2. Should you pass valid Modzy credentials as optional parameters, Chassisml will take the container and upload it directly to the Modzy environment you specify. You will notice most of these notebooks deploy the model to one of the Modzy internal development environments.   

Can't find the framework you are looking for? Fork this repository and open a PR, we're always interested in growing this example bank! 

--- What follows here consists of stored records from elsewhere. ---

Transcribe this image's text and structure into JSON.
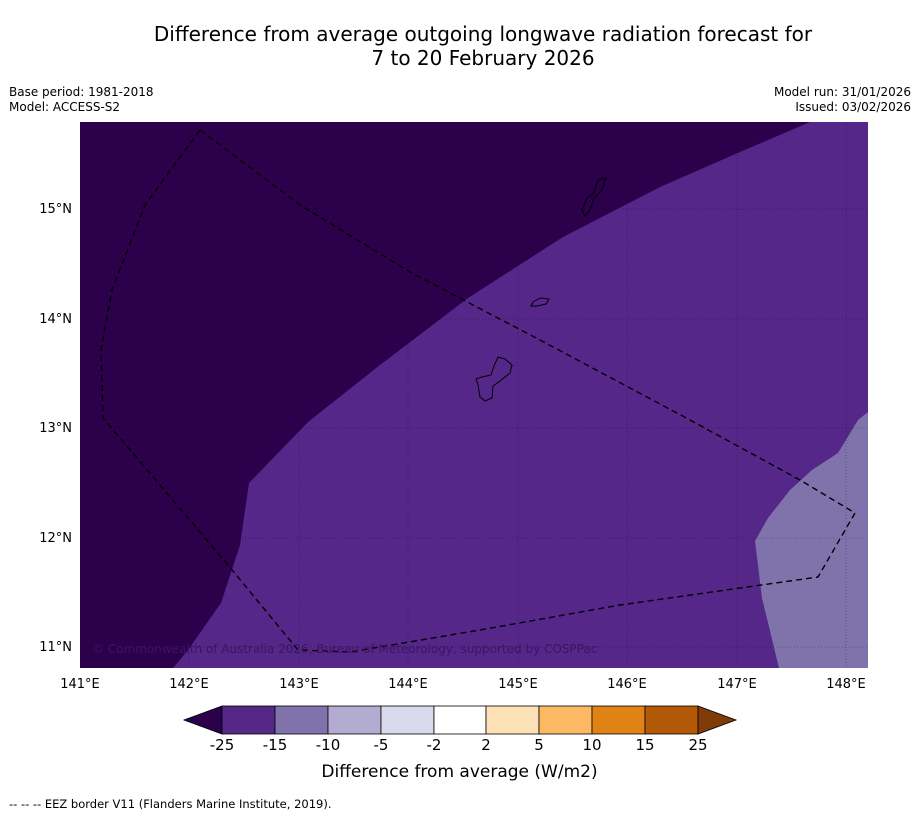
{
  "title_line1": "Difference from average outgoing longwave radiation forecast for",
  "title_line2": "7 to 20 February 2026",
  "meta": {
    "base_period": "Base period: 1981-2018",
    "model": "Model: ACCESS-S2",
    "model_run": "Model run: 31/01/2026",
    "issued": "Issued: 03/02/2026"
  },
  "map": {
    "lat_labels": [
      "15°N",
      "14°N",
      "13°N",
      "12°N",
      "11°N"
    ],
    "lon_labels": [
      "141°E",
      "142°E",
      "143°E",
      "144°E",
      "145°E",
      "146°E",
      "147°E",
      "148°E"
    ],
    "copyright": "© Commonwealth of Australia 2026, Bureau of Meteorology, supported by COSPPac",
    "colors": {
      "below_minus25": "#2d004b",
      "minus25_minus15": "#542788",
      "minus15_minus10": "#8073ac",
      "minus10_minus5": "#b2abd2",
      "minus5_minus2": "#d8daeb",
      "minus2_2": "#ffffff",
      "2_5": "#fee0b6",
      "5_10": "#fdb863",
      "10_15": "#e08214",
      "15_25": "#b35806",
      "above_25": "#7f3b08"
    }
  },
  "colorbar": {
    "tick_labels": [
      "-25",
      "-15",
      "-10",
      "-5",
      "-2",
      "2",
      "5",
      "10",
      "15",
      "25"
    ],
    "title": "Difference from average (W/m2)"
  },
  "footer": "--  --  -- EEZ border V11 (Flanders Marine Institute, 2019)."
}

The example model built in this notebook comes from this [Kaggle competition](https://www.kaggle.com/c/shelter-animal-outcomes). Find the original code from the model used in this notebook [here](https://jovian.ai/aakanksha-ns/shelter-outcome).   

In [1]:
import chassisml
import torch
import getpass
import pandas as pd
import numpy as np
from collections import Counter
from sklearn.model_selection import train_test_split
from sklearn.preprocessing import LabelEncoder
import torch
from torch.utils.data import Dataset, DataLoader
import torch.optim as torch_optim
import torch.nn as nn
import torch.nn.functional as F
from torchvision import models
from io import StringIO
from datetime import datetime

## Enter credentials
Dockerhub creds and Modzy API Key

In [2]:
dockerhub_user = getpass.getpass('docker hub username')
dockerhub_pass = getpass.getpass('docker hub password')
modzy_api_key = getpass.getpass('modzy api key')

docker hub username········
docker hub password········
modzy api key········


## Train Model 

#### Data Preprocessing

In [3]:
# load data
train = pd.read_csv('./data/animal-shelter-outcomes/train.csv')
test = pd.read_csv('./data/animal-shelter-outcomes/test.csv')

# drop irrelevant columns and stack train & test sets
train_X = train.drop(columns= ['OutcomeType', 'OutcomeSubtype', 'AnimalID'])
Y = train['OutcomeType']
test_X = test
stacked_df = train_X.append(test_X.drop(columns=['ID']))
stacked_df = stacked_df.drop(columns=['DateTime'])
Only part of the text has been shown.